Os compromissos do governo Lula
Luis Felipe Miguel: A estratégia de Guilherme Boulos
Revista Leitura: Teoria & Prática, v. 41, n. 89 (2023)
Manuel Domingos Neto: Lula e o obscurantismo
Jamil Chade - Carta a Lula: decretar silêncio sobre golpe de 64 não resolverá nosso futuro
Sr. presidente, No próximo dia 31, serão completados 60 anos do golpe militar que
jogou o país numa longa noite escura. Os documentos não deixam mais dúvidas
sobre os crimes cometidos, os abusos e os sonhos enterrados.
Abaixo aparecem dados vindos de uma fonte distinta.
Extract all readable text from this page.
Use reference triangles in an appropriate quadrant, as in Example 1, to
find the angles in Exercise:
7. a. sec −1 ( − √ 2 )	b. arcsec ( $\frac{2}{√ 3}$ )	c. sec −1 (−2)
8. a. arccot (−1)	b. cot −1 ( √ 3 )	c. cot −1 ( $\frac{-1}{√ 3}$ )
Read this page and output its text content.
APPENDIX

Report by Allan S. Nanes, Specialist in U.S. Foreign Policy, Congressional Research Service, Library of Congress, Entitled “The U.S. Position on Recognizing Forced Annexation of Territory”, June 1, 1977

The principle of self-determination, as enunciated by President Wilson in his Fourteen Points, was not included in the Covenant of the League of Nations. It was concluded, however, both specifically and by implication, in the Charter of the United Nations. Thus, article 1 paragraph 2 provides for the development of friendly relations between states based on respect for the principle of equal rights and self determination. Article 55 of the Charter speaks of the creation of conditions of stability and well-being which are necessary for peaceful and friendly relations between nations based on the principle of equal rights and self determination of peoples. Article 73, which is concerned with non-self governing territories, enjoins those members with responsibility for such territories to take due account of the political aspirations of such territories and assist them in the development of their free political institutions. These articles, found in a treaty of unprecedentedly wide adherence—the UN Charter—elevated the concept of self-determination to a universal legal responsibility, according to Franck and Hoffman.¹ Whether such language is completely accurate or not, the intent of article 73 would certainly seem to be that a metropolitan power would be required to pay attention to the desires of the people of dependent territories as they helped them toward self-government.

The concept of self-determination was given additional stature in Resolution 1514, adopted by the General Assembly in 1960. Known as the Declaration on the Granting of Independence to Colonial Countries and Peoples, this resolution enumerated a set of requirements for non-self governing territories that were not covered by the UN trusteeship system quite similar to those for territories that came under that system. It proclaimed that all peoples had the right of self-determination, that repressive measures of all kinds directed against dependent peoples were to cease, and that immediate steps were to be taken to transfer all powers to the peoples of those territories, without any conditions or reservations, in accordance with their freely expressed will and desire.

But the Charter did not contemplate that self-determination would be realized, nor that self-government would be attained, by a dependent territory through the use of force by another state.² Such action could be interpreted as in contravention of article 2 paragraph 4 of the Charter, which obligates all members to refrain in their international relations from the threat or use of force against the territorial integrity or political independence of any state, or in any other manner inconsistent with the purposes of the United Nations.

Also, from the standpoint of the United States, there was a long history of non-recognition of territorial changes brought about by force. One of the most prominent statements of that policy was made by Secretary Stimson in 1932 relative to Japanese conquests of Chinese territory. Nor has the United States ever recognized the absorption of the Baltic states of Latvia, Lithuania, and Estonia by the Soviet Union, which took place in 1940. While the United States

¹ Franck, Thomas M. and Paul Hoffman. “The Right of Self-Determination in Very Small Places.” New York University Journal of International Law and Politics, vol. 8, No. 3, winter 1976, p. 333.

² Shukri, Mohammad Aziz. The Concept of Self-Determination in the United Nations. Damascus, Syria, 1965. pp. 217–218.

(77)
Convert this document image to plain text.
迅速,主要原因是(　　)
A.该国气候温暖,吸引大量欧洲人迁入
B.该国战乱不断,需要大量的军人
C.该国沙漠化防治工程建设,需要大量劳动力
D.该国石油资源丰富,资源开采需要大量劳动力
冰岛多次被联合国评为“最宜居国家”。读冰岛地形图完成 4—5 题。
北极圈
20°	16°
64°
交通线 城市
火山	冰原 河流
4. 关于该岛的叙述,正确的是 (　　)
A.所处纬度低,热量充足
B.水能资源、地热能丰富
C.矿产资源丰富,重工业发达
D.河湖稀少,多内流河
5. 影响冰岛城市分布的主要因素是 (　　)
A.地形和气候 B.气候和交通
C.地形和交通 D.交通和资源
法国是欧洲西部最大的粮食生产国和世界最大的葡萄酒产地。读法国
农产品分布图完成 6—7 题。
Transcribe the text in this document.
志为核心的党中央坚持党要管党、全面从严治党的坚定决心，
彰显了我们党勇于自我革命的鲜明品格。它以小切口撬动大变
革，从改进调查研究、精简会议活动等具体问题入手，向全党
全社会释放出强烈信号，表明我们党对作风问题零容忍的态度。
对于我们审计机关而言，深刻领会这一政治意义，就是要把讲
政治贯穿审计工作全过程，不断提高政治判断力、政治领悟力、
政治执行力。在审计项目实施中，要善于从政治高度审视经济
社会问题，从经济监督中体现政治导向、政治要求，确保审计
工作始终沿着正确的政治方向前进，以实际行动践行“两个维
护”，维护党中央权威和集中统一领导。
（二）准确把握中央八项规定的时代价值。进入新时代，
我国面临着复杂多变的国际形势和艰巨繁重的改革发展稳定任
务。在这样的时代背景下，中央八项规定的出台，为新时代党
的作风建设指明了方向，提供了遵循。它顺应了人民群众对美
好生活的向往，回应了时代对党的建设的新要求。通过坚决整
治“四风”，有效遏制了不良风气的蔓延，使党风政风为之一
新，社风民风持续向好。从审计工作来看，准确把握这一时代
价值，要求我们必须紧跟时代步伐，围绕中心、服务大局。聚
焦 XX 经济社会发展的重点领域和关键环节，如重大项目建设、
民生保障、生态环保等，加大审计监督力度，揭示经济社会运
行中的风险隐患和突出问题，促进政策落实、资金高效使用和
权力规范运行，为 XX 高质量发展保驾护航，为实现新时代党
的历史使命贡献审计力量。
Recentemente, porém, o senhor disse que não queria mexer com o passado
e, agora, determinou um silêncio do governo durante a data. Confesso que fiquei perplexo com sua decisão. Sei que existem as considerações de governabilidade, de diálogo e de
pacificação. Sei que o senhor herdou uma democracia que estava sendo
desmontada. Também sei de sua preocupação e prioridade em dar respostas aos
envolvidos nos ataques de 8 de janeiro de 2023. Mas a história mostra que
sempre que se tenta colocar uma pedra sobre um crime, seus monstros voltam.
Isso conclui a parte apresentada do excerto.